Işıl Özgentürk Cumhuriyet gazetesinde kaleme aldığı, ‘Yeni Kuşak Türbanlılar’ başlıklı yazısında, başörtüsü üzerinden saçma sapan ipe sapa gelmez bir benzetme yapmış.. Başörtüsünün Sümerlerde fahişeler tarafından kullanıldığını yazmış.. Bu hikayenin kaynağı kendini ‘profesör’ olarak tanıtan ancak doktorası dahi olmayan Muazzez İlmiye Çığ isimli bir operasyon tarihçisine aittir. O da 28 şubat günlerinde başörtüsünü itibarsızlaştırma kampanyasının bir ayağı olarak piyasa sürülmüş bir görevliydi.. Şimdi her başörtüsü konusu açıldığında “bilmem hangi tarihte fahişeler tarafından kullanılırdı” diye yazılıp çiziliyor… Işıl Hanım da düşmüş bu tuzağa.. Gelin kırmadan dökmeden bu mayınlı sahada iki soru soralım Işıl Özgentürk’e;
1) “Biri de çıkıp ‘yeni kuşak fahişeler’ kime benziyor peki” diye sorarsa cevabınız ne olur?
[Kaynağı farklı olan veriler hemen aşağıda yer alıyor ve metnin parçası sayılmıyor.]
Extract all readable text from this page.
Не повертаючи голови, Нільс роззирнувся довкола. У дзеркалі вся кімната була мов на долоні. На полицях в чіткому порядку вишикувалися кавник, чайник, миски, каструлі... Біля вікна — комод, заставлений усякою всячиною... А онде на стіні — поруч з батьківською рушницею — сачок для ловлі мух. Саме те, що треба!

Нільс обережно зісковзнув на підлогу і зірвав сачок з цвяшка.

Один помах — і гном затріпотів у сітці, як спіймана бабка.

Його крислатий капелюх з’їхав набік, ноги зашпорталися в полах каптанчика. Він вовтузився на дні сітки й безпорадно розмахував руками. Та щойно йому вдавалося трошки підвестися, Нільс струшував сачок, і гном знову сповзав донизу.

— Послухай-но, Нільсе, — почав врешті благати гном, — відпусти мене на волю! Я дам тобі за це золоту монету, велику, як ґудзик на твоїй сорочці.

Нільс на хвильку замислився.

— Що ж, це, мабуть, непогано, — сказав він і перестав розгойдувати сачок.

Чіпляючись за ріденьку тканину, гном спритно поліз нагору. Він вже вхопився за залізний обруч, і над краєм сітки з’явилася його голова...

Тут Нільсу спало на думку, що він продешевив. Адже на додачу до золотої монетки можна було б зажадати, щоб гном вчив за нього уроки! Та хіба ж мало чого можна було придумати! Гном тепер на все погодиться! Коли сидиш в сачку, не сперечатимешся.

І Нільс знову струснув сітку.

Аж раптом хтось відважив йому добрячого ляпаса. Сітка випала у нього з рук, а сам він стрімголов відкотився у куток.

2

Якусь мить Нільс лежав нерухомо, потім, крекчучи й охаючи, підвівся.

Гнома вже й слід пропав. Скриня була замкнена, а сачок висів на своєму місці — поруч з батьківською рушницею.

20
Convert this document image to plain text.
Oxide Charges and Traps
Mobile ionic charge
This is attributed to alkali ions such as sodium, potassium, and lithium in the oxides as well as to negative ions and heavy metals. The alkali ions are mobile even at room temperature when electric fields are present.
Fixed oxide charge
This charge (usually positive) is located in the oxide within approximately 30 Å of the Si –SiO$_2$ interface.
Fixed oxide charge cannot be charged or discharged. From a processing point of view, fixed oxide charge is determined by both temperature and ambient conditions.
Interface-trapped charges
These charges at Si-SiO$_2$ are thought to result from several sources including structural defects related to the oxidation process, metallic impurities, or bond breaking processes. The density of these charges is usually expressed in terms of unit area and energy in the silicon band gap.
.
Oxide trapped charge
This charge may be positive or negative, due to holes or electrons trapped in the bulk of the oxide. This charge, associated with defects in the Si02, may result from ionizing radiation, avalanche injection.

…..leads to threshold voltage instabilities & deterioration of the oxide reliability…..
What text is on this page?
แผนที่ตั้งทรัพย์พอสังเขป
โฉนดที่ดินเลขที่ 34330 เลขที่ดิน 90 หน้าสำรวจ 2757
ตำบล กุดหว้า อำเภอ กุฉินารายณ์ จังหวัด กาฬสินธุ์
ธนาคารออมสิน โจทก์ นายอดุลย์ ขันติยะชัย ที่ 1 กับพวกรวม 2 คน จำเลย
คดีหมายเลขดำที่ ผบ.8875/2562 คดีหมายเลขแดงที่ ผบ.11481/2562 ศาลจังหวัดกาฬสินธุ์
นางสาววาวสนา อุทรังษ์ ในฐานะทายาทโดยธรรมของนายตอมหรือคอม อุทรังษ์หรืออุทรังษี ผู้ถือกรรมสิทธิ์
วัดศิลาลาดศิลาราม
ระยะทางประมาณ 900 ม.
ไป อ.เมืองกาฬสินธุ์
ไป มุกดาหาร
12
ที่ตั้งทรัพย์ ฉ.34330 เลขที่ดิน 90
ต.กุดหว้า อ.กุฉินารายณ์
2) Ölüm yıldönümünde saygıyla, rahmetle, şükranla andığımız Zübeyde Hanım’ın başörtülü fotoğraflarına bakarak aynı yazının, hedefiniz dışında başka kimleri incitebileceğini düşündünüz mü?
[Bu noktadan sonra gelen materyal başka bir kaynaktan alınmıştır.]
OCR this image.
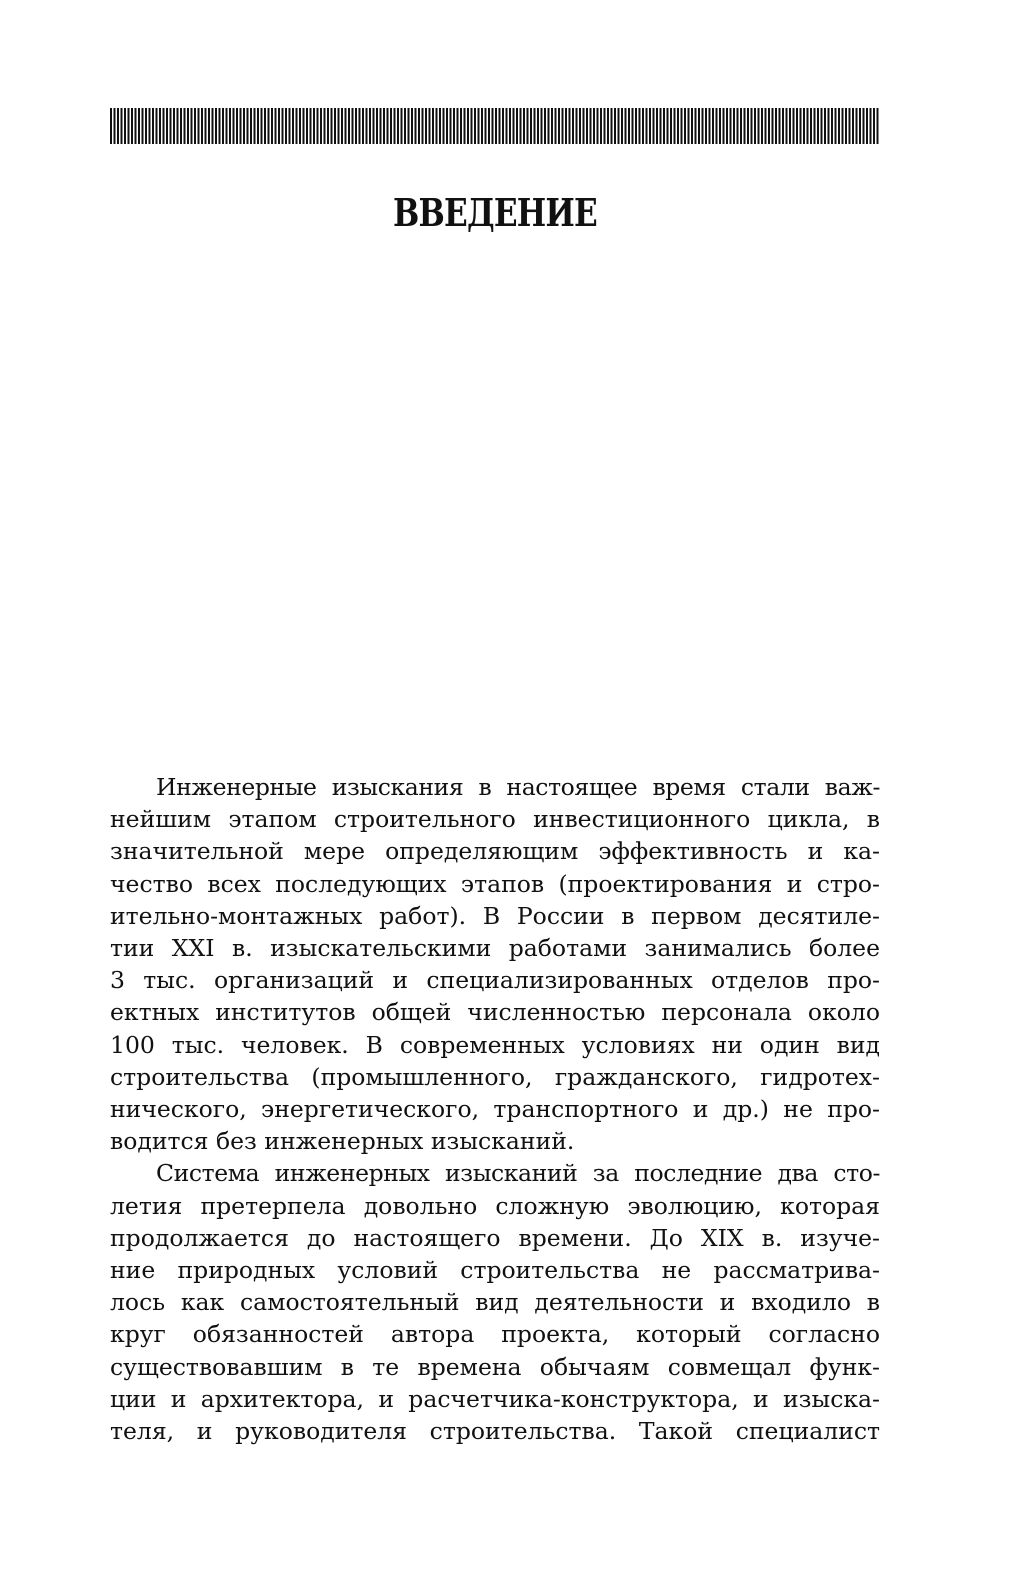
ВВЕДЕНИЕ

Инженерные изыскания в настоящее время стали важ-
нейшим этапом строительного инвестиционного цикла, в
значительной мере определяющим эффективность и ка-
чество всех последующих этапов (проектирования и стро-
ительно-монтажных работ). В России в первом десятиле-
тии XXI в. изыскательскими работами занимались более
3 тыс. организаций и специализированных отделов про-
ектных институтов общей численностью персонала около
100 тыс. человек. В современных условиях ни один вид
строительства (промышленного, гражданского, гидротех-
нического, энергетического, транспортного и др.) не про-
водится без инженерных изысканий.

Система инженерных изысканий за последние два сто-
летия претерпела довольно сложную эволюцию, которая
продолжается до настоящего времени. До XIX в. изуче-
ние природных условий строительства не рассматрива-
лось как самостоятельный вид деятельности и входило в
круг обязанностей автора проекта, который согласно
существовавшим в те времена обычаям совмещал функ-
ции и архитектора, и расчетчика-конструктора, и изыска-
теля, и руководителя строительства. Такой специалист
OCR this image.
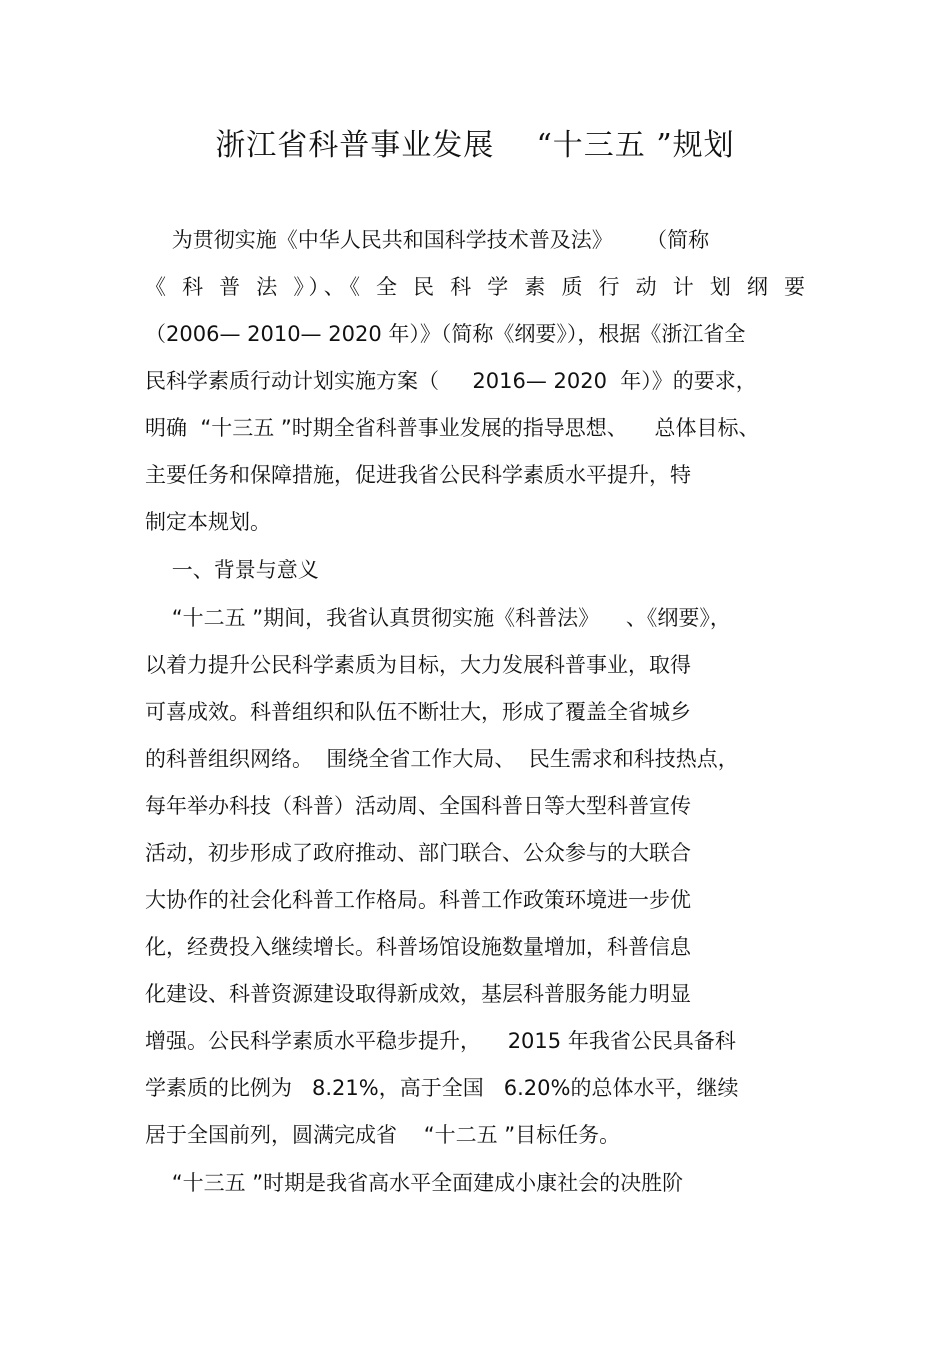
浙江省科普事业发展    “十三五 ”规划

为贯彻实施《中华人民共和国科学技术普及法》     （简称

《 科 普 法 》）、《 全 民 科 学 素 质 行 动 计 划 纲 要

（2006— 2010— 2020 年）》（简称《纲要》），根据《浙江省全

民科学素质行动计划实施方案（     2016— 2020  年）》的要求，

明确  “十三五 ”时期全省科普事业发展的指导思想、    总体目标、

主要任务和保障措施，促进我省公民科学素质水平提升，特

制定本规划。

一、背景与意义

“十二五 ”期间，我省认真贯彻实施《科普法》    、《纲要》，

以着力提升公民科学素质为目标，大力发展科普事业，取得

可喜成效。科普组织和队伍不断壮大，形成了覆盖全省城乡

的科普组织网络。  围绕全省工作大局、  民生需求和科技热点，

每年举办科技（科普）活动周、全国科普日等大型科普宣传

活动，初步形成了政府推动、部门联合、公众参与的大联合

大协作的社会化科普工作格局。科普工作政策环境进一步优

化，经费投入继续增长。科普场馆设施数量增加，科普信息

化建设、科普资源建设取得新成效，基层科普服务能力明显

增强。公民科学素质水平稳步提升，    2015 年我省公民具备科

学素质的比例为   8.21%，高于全国   6.20%的总体水平，继续

居于全国前列，圆满完成省    “十二五 ”目标任务。

“十三五 ”时期是我省高水平全面建成小康社会的决胜阶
CHP’nin Nazım Hikmet’in hatırasına bir özür borcu var
Nazım Hikmet’in doğum günüydü dün.. CHP’liler tam kadro Nazım güzellemeleri yaptılar. Kimi şiirlerinden alıntılar yaptı fotoğrafını paylaşırken kimi bugünkü siyasi iktidara göndermeli mesajlar yazdı üstüne.. Görseniz sanırsınız ki Nazım’ı senelerce hapislerde yatıran memleketinden kaçıran, Recep Tayyip Erdoğan.. Ah seni ikiyüzlü CHP.. Durun anlatayım size işin esasını.. Sıkıntılı günler, Atatürk’ün ölümünün hemen ardından, 1938’de ünlü ‘Donanma Davası’ ile başladı.. “Askeri öğrencileri isyana teşvik..” suçlamasıyla Harp Okulu Komutanlığı Mahkemesi’nce yargılandı ve 15 yıl ceza aldı.. Marmara Denizi’ndeki bir gemide de “Orduyu isyana teşvik” suçlamasıyla yargılandığı bir başka davada 20 yıla mahkûm edildi… Toplamda 28 yıl 4 ay cezaya çarptırıldı.. Önce Çankırı’ya sonra da Bursa Cezaevi’ne yollandı.. 1946 yılında, Meclis’e bir mektup yollayarak cezasının kaldırılmasını istedi fakat tek parti yönetimi bu mektubu buharlaştırdı.. Nazım Hikmet, 12 yıl cezaevinde yattı.. 1950’de Menderes iktidarında çıkarılan af kanununa kadar.. Yani İsmet İnönü’nün cumhurbaşkanlığı süresinin tamamını cezaevinde geçirdi.. Yani CHP, şimdi kahramanlaştırdığı Nazım Hikmet'e sağlığında 'dilekçe hakkı'nı bile çok gördü.. Ömrünü yurtdışında tamamlayan şaire, elinden alınan vatandaşlığının da 2009’da Erdoğan tarafından verildiğini not düşelim.. Şimdi kutlayın doğum gününü Nazım’ın.. Unutmayın, en güzel günlerimiz, henüz yaşamadıklarımız…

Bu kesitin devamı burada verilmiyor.